Obviously I'm extrapolating a lot from fairly poor data, but hopefully it should be in the right ballpark, and enough for our discussion in any case. (I should also note that this isn't strictly a measure of power draw for the SMs themselves, but rather a measure of the draw of an entire Pascal GPU "per SM", so including other components like ROPs, TMUs, etc., assuming they're always in roughly the same proportion to SMs). In any case, here's the power curve:
The important thing to note is that, like virtually all IC power curves, it's not linear, and for a given increase in clock speed you require a much larger increase in power consumption to get you there. What this means is that you'll get better performance by using more SMs at a lower clock speed than fewer SMs at a higher clock speed.

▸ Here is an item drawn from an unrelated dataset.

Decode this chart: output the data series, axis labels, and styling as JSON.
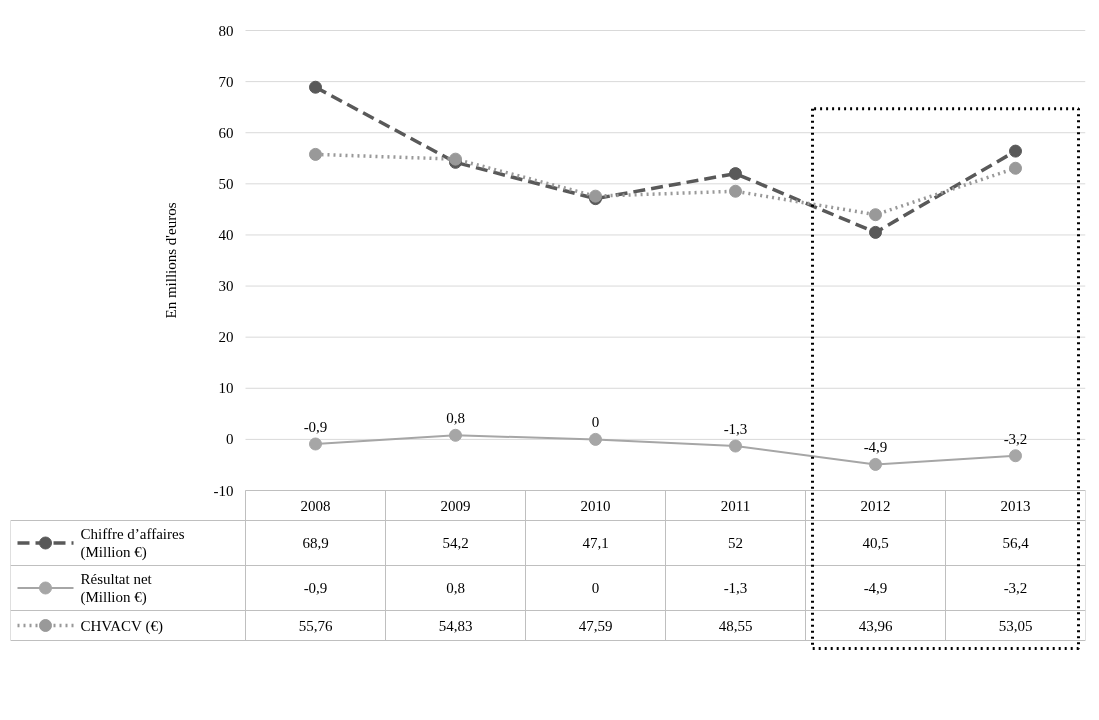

Let's look at the clock speed (and raw floating point performance) that could be achieved with different numbers of SMs within the power constrains we might expect for a handheld GPU:
1x SM:
1000 mW - 780 MHz - 200 Gflops FP32 - 400 Gflops FP16
1500 mW - 915 MHz - 234 Gflops FP32 - 468 Gflops FP16
2000 mW - 1025 MHz - 262 Gflops FP32 - 525 Gflops FP16
2x SM:
1000 mW - 595 MHz - 305 Gflops FP32 - 609 Gflops FP16
1500 mW - 700 MHz - 358 Gflops FP32 - 717 Gflops FP16
2000 mW - 780 MHz - 400 Gflops FP32 - 800 Gflops FP16
3x SM:
1000 mW - 510 MHz - 392 Gflops FP32 - 783 Gflops FP16
1500 mW - 600 MHz - 461 Gflops FP32 - 922 Gflops FP16
2000 mW - 670 MHz - 515 Gflops FP32 - 1030 Gflops FP16
As you can see, a 3x SM configuration can achieve nearly the same performance with 1000mW that a 2x SM configuration can with twice that, and a full 50% more than a 1x SM config can manage with 2000mW at hand.
This isn't to say that I expect a 3x SM GPU in the NX, but there would certainly be a sizeable performance jump over 2x SMs if they decided to do so.